Murder Trial Begins For Rowland Heights Doctor Accused In 3 Men's Drug Deaths
LOS ANGELES (AP) — Attorneys were set to deliver opening statements Monday in the trial of a doctor charged with murder in the deaths of three young men who overdosed on prescription pain killers.
Dr. Lisa Tseng has pleaded not guilty to three counts of second-degree murder. She could face up to life in prison if convicted on all the charges against her.
Tseng, 45, is among only a handful of doctors nationwide to be charged with murder related to prescription drugs.
She operated a storefront medical clinic with her husband in Rowland Heights.
The Drug Enforcement Administration says Tseng wrote more than 27,000 prescriptions over a three-year period starting in January 2007 — an average of 25 a day.
In all, 12 of Tseng's patients died, prosecutors say. They only filed three murder charges because they say other factors were involved in the other patient deaths.
Tseng's attorney, Tracy Green, said in a statement that it's "tragic whenever any patient has drug addiction or mental health issues and dies of a drug overdose."
"However, the overdose deaths in this case were simply not Dr. Lisa's fault," she said. "She was just one of the links in a long sad chain. We trust the American trial process to show that Dr. Lisa is not guilty of these criminal charges."
The three murder charges against Tseng stem from the deaths of three of her young male patients in 2009, including 21-year-old Joey Rovero, a senior at Arizona State University who grew up in the San Francisco Bay suburb of San Ramon.
Rovero's mother, April Rovero, attended jury selection in Los Angeles County Superior Court on Friday and Monday and plans to attend the majority of the trial, which is expected to last weeks.

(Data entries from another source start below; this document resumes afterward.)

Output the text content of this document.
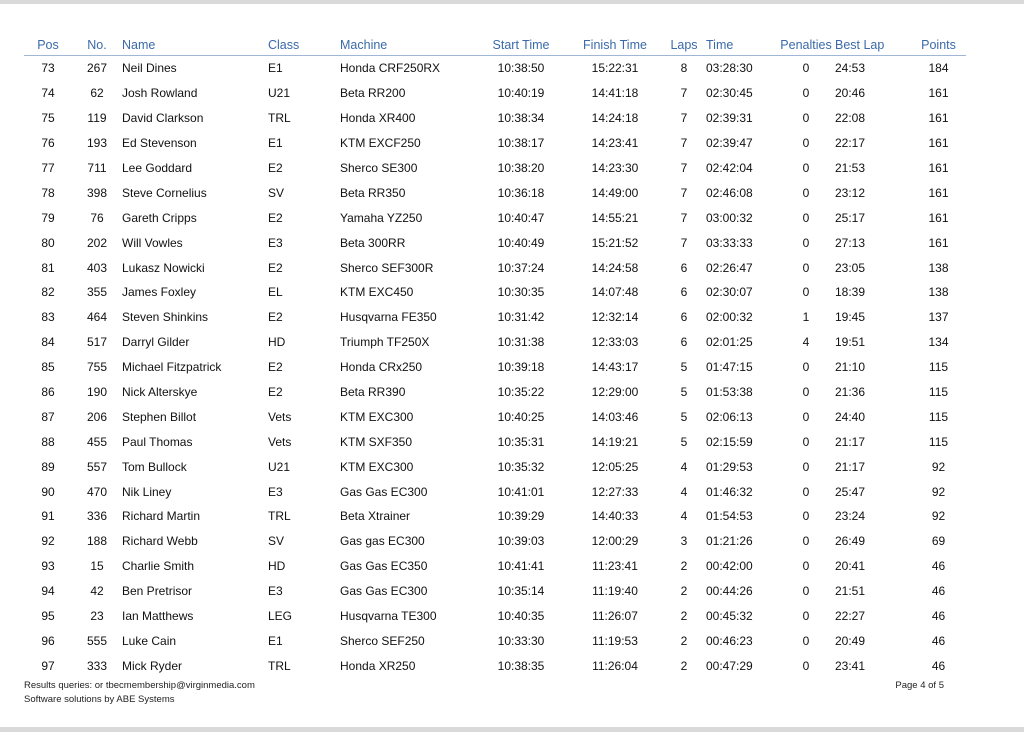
Pos	No.	Name	Class	Machine	Start Time	Finish Time	Laps	Time	Penalties	Best Lap	Points
73	267	Neil Dines	E1	Honda CRF250RX	10:38:50	15:22:31	8	03:28:30	0	24:53	184
74	62	Josh Rowland	U21	Beta RR200	10:40:19	14:41:18	7	02:30:45	0	20:46	161
75	119	David Clarkson	TRL	Honda XR400	10:38:34	14:24:18	7	02:39:31	0	22:08	161
76	193	Ed Stevenson	E1	KTM EXCF250	10:38:17	14:23:41	7	02:39:47	0	22:17	161
77	711	Lee Goddard	E2	Sherco SE300	10:38:20	14:23:30	7	02:42:04	0	21:53	161
78	398	Steve Cornelius	SV	Beta RR350	10:36:18	14:49:00	7	02:46:08	0	23:12	161
79	76	Gareth Cripps	E2	Yamaha YZ250	10:40:47	14:55:21	7	03:00:32	0	25:17	161
80	202	Will Vowles	E3	Beta 300RR	10:40:49	15:21:52	7	03:33:33	0	27:13	161
81	403	Lukasz Nowicki	E2	Sherco SEF300R	10:37:24	14:24:58	6	02:26:47	0	23:05	138
82	355	James Foxley	EL	KTM EXC450	10:30:35	14:07:48	6	02:30:07	0	18:39	138
83	464	Steven Shinkins	E2	Husqvarna FE350	10:31:42	12:32:14	6	02:00:32	1	19:45	137
84	517	Darryl Gilder	HD	Triumph TF250X	10:31:38	12:33:03	6	02:01:25	4	19:51	134
85	755	Michael Fitzpatrick	E2	Honda CRx250	10:39:18	14:43:17	5	01:47:15	0	21:10	115
86	190	Nick Alterskye	E2	Beta RR390	10:35:22	12:29:00	5	01:53:38	0	21:36	115
87	206	Stephen Billot	Vets	KTM EXC300	10:40:25	14:03:46	5	02:06:13	0	24:40	115
88	455	Paul Thomas	Vets	KTM SXF350	10:35:31	14:19:21	5	02:15:59	0	21:17	115
89	557	Tom Bullock	U21	KTM EXC300	10:35:32	12:05:25	4	01:29:53	0	21:17	92
90	470	Nik Liney	E3	Gas Gas EC300	10:41:01	12:27:33	4	01:46:32	0	25:47	92
91	336	Richard Martin	TRL	Beta Xtrainer	10:39:29	14:40:33	4	01:54:53	0	23:24	92
92	188	Richard Webb	SV	Gas gas EC300	10:39:03	12:00:29	3	01:21:26	0	26:49	69
93	15	Charlie Smith	HD	Gas Gas EC350	10:41:41	11:23:41	2	00:42:00	0	20:41	46
94	42	Ben Pretrisor	E3	Gas Gas EC300	10:35:14	11:19:40	2	00:44:26	0	21:51	46
95	23	Ian Matthews	LEG	Husqvarna TE300	10:40:35	11:26:07	2	00:45:32	0	22:27	46
96	555	Luke Cain	E1	Sherco SEF250	10:33:30	11:19:53	2	00:46:23	0	20:49	46
97	333	Mick Ryder	TRL	Honda XR250	10:38:35	11:26:04	2	00:47:29	0	23:41	46
Results queries: or tbecmembership@virginmedia.com
Software solutions by ABE Systems
Page 4 of 5
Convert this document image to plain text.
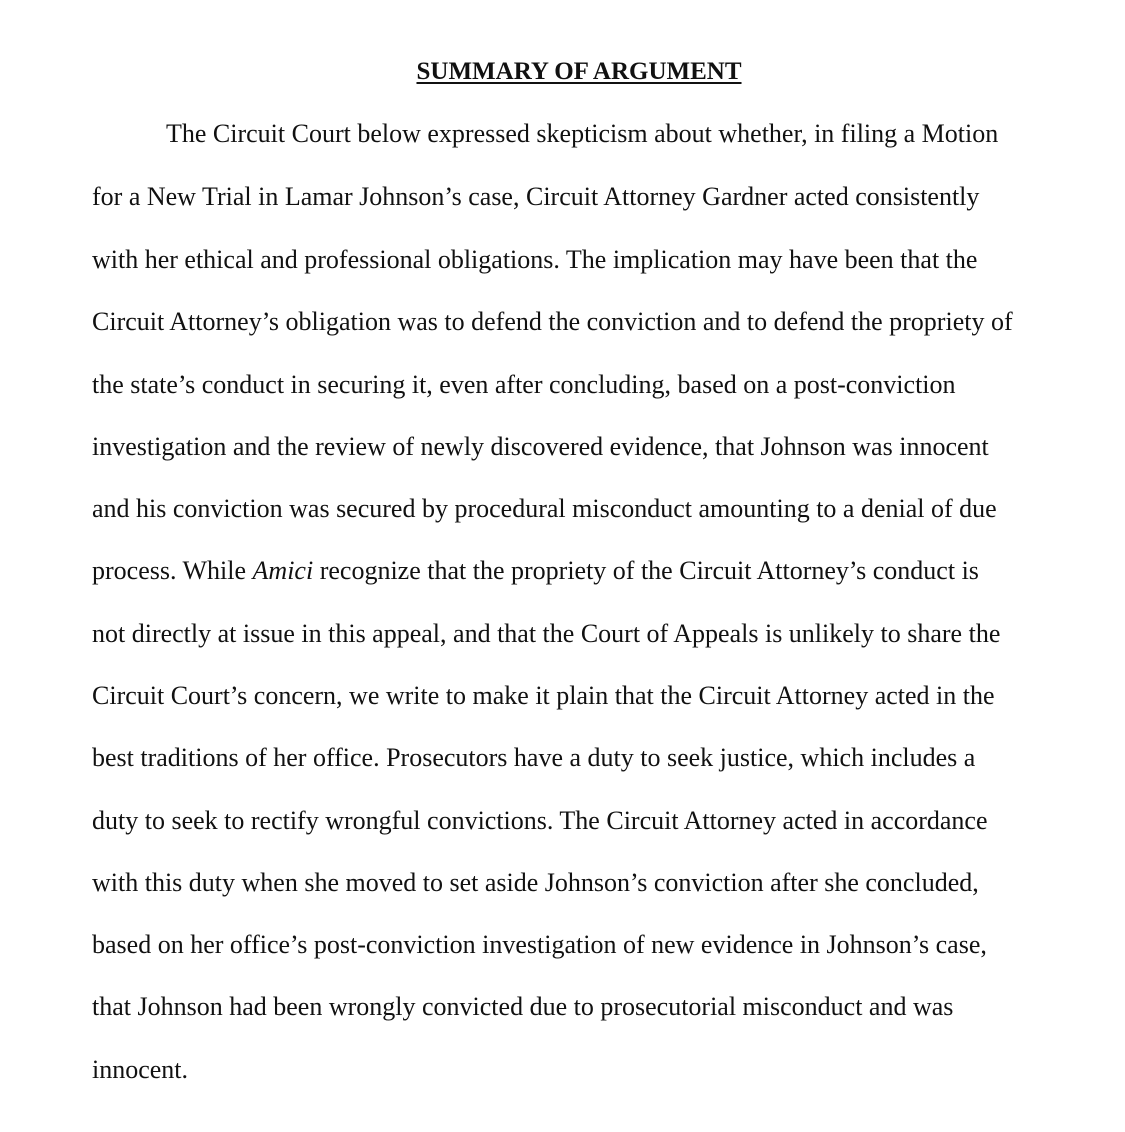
SUMMARY OF ARGUMENT
The Circuit Court below expressed skepticism about whether, in filing a Motion
for a New Trial in Lamar Johnson’s case, Circuit Attorney Gardner acted consistently
with her ethical and professional obligations. The implication may have been that the
Circuit Attorney’s obligation was to defend the conviction and to defend the propriety of
the state’s conduct in securing it, even after concluding, based on a post-conviction
investigation and the review of newly discovered evidence, that Johnson was innocent
and his conviction was secured by procedural misconduct amounting to a denial of due
process. While Amici recognize that the propriety of the Circuit Attorney’s conduct is
not directly at issue in this appeal, and that the Court of Appeals is unlikely to share the
Circuit Court’s concern, we write to make it plain that the Circuit Attorney acted in the
best traditions of her office. Prosecutors have a duty to seek justice, which includes a
duty to seek to rectify wrongful convictions. The Circuit Attorney acted in accordance
with this duty when she moved to set aside Johnson’s conviction after she concluded,
based on her office’s post-conviction investigation of new evidence in Johnson’s case,
that Johnson had been wrongly convicted due to prosecutorial misconduct and was
innocent.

"My son was a victim that needs to be represented," April Rovero told The Associated Press. "When this happens to a child or a sibling, my experience is it changes your life irrevocably, forever. It's not something you get over."
She said her son never had any problems with addiction and was so aware of the dangers of alcohol that instead of driving, he once walked 2 miles home at 1 a.m. after drinking some beers with his buddies.
A toxicology report found that at the time of his death, Joey Rovero had low levels of alcohol, Xanax and OxyContin in his bloodstream, said his mother, who lives in San Ramon and founded the National Coalition Against Prescription Drug Abuse after her son's death.
Joey Rovero died nine days after he and friends from Arizona State drove to the Los Angeles area and got prescriptions for dozens of pills from Tseng, according to court records.
During a three-week hearing in 2012 to determine whether Tseng should stand trial, the presiding judge, M.L. Villar de Longoria, found that Tseng could have reasonably foreseen the consequences of the prescriptions she wrote when her patients started dying in alarming numbers.
"She continued to prescribe these narcotics in high doses even after she was told something was terribly wrong and young men were overdosing and dying," said Villar de Longoria.
He cited testimony about one young man who received an opiate prescription, went into the restroom at Tseng's office and overdosed, requiring paramedics to be called.
Tseng's attorneys at the time argued that the dead patients were to blame for making a willful choice not to follow Tseng's instructions on how to take the drugs.
They said that Tseng treated her patients in good faith and wanted to relieve their pain.